Jeanne L est née le 5 janvier, le jour de l’Épiphanie en cette année 19… à Montreuil, département de la Seine. La banlieue ouvrière qui a donné naissance à la Seine Saint-Denis en 1968. Mais c’est une autre histoire. Avant cela, la jeune Jeanne avait posé son dévolu sur un grand blond, recherché par la police de Vichy après sa “désertion” du STO, caché sous sa nouvelle identité de bûcheron au bois de Marly. La belle coiffeuse est amoureuse. Elle a croisé Henri dans le salon de coiffure de la rue François 1er (aujourd’hui la boutique Cartier). Vous avez vécu ensemble depuis cette époque impro sur la Libération des cœurs ; vous avez eu trois garçons : Jean-Pascal, Frédérick, Philippe. Le petit frère Philippe, mort il y a quelques années ; cette perte fut certainement votre plus insoutenable douleur, à vous tous, et surtout à Jeanne.

Mais elle n’avait pas l’habitude de se plaindre. Comme tant de femmes sans lesquelles nous en serions probablement encore à l’âge de pierre, Madame D a entretenu les innombrables liens d’amour qui donnent un sens à notre existence. La vie de Jeanne est parmi ces milliers de vies dont personne ne se soucie. Une vie lisse, sans événement médiatique. Elle a exercé son métier – s’il faut se souvenir d’un seul lieu, ce fut boulevard Murat, avec “Monsieur Henri” –, elle a élevé ses enfants, ses petits-enfants – Marie-Charlotte, Arthur, Anastasia, Nicolas, Benoît –, elle a perdu son troisième fils. Elle a eu son lot de malheurs qu’elle a supportés avec courage, avec cette dignité qui fait de nous des êtres humains. Elle a eu aussi des bonheurs ; c’est de ceux-là dont nous voulons nous souvenir : la mère-poule attentionnée, la grand-mère aux petits soins (ou quelque chose comme ça), la femme élégante, soignée, qui n’avait pas pris une ride impro sur sa beauté. [Une vie qui semble être un fleuve tranquille. Nous voilà arrivés au port ; ainsi finit toute vie. je n’ai pas pu dire ces deux dernières phrases proposées par ma copine Madeleine, décidément trop kitch]
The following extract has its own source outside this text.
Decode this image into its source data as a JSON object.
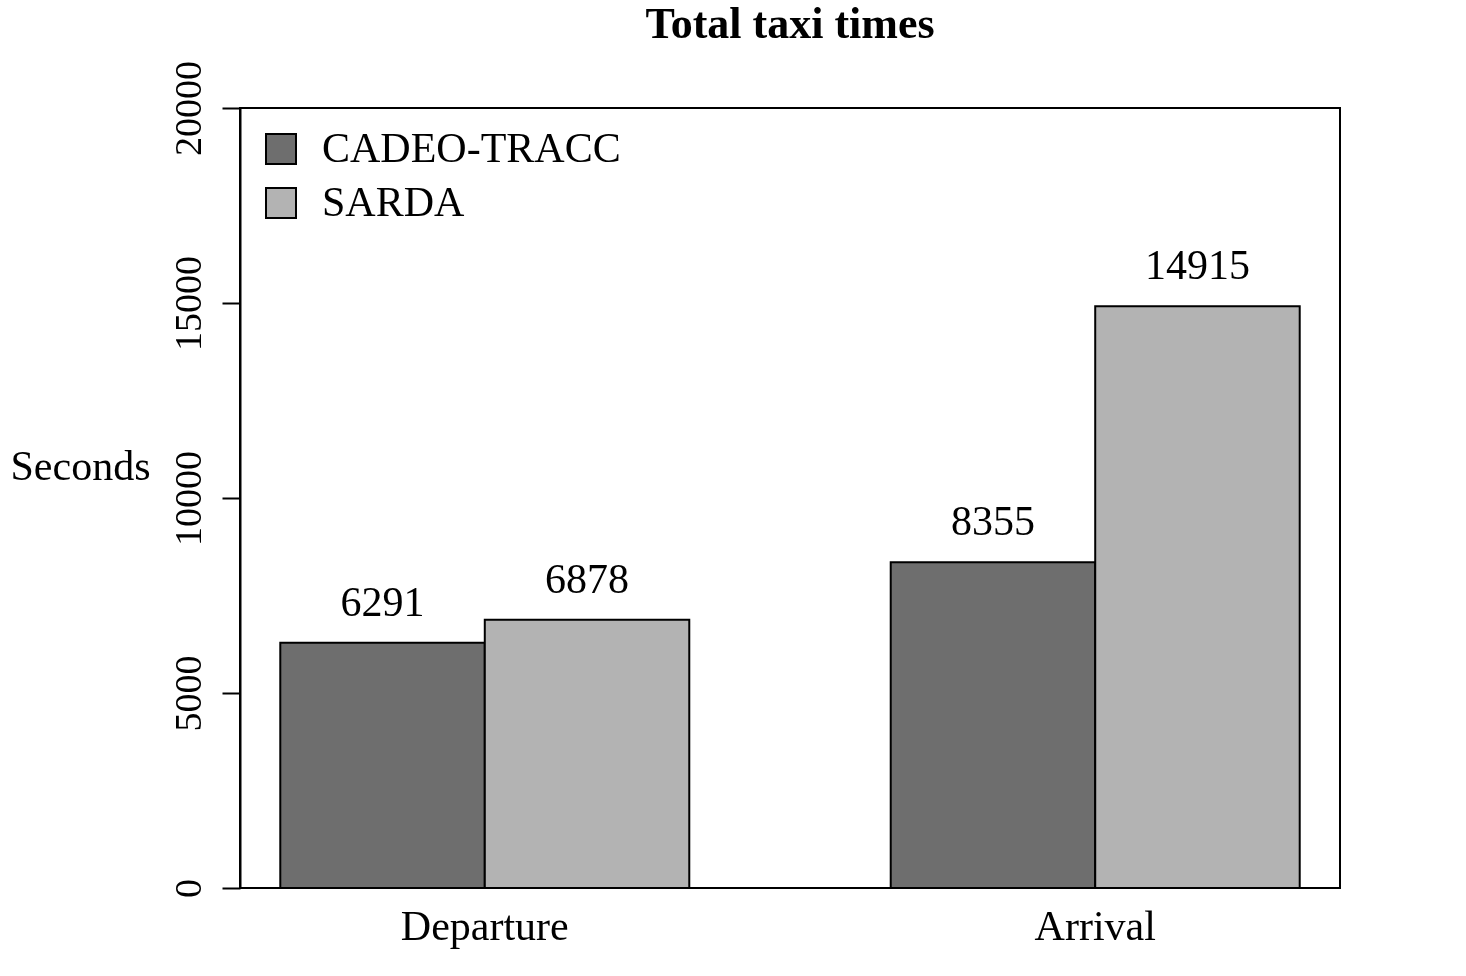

la parole à Claire (épouse Frédérick) / ce que sa belle-mère lui a apporté : « êtes-vous heureuse ? oui, grâce à vous » émouvant

Mémoire

Après un AVC il y a une dizaine d’années, Jeanne est entrée dans la dernière étape, celle que l’on nomme avec respect, mais aussi avec une certaine crainte de l’inconnu, “la vieillesse”. Vous habitiez la très fleurie, ensoleillée et maritime petite ville de Mandelieu-la-Napoule, près de Cannes impro sur la capitale du mimosa. Ces dernières années, Jeanne souffrait beaucoup d’être diminuée, physiologiquement et également socialement puisque de vos amis ne restent que les J, dont le mari est votre jumeau Henri. Et toutes ces années, vous l’avez accompagnée (tous, même les absents !), lui rendant une part de l’amour qu’elle savait si généreusement offrir.
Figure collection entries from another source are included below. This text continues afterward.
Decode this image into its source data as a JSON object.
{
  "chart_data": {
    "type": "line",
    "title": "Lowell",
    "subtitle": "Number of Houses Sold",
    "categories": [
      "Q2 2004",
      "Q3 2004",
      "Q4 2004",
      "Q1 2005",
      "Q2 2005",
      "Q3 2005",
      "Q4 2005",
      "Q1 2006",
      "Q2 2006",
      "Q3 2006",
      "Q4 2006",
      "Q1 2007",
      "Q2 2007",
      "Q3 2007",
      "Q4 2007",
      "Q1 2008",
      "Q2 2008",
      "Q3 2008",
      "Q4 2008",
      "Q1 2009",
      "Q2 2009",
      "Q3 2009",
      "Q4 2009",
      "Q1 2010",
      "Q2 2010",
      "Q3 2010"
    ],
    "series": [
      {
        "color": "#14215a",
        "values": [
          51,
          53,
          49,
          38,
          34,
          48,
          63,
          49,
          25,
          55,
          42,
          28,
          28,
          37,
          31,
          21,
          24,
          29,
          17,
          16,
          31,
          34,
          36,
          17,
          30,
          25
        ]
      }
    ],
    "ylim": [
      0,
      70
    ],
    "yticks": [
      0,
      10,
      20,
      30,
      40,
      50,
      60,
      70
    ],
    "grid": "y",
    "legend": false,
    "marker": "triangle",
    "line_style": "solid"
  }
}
Aujourd’hui, tous ici vous commencez une relation nouvelle avec votre chère disparue. Non seulement nous vivons avec nos morts, mais cette relation intérieure que nous avons avec eux est une des choses les plus intenses et les plus belles que nous puissions vivre. Avec le sentiment heureux d’avoir été aimé, d’avoir aimé cette même personne et de l’aimer demain autrement.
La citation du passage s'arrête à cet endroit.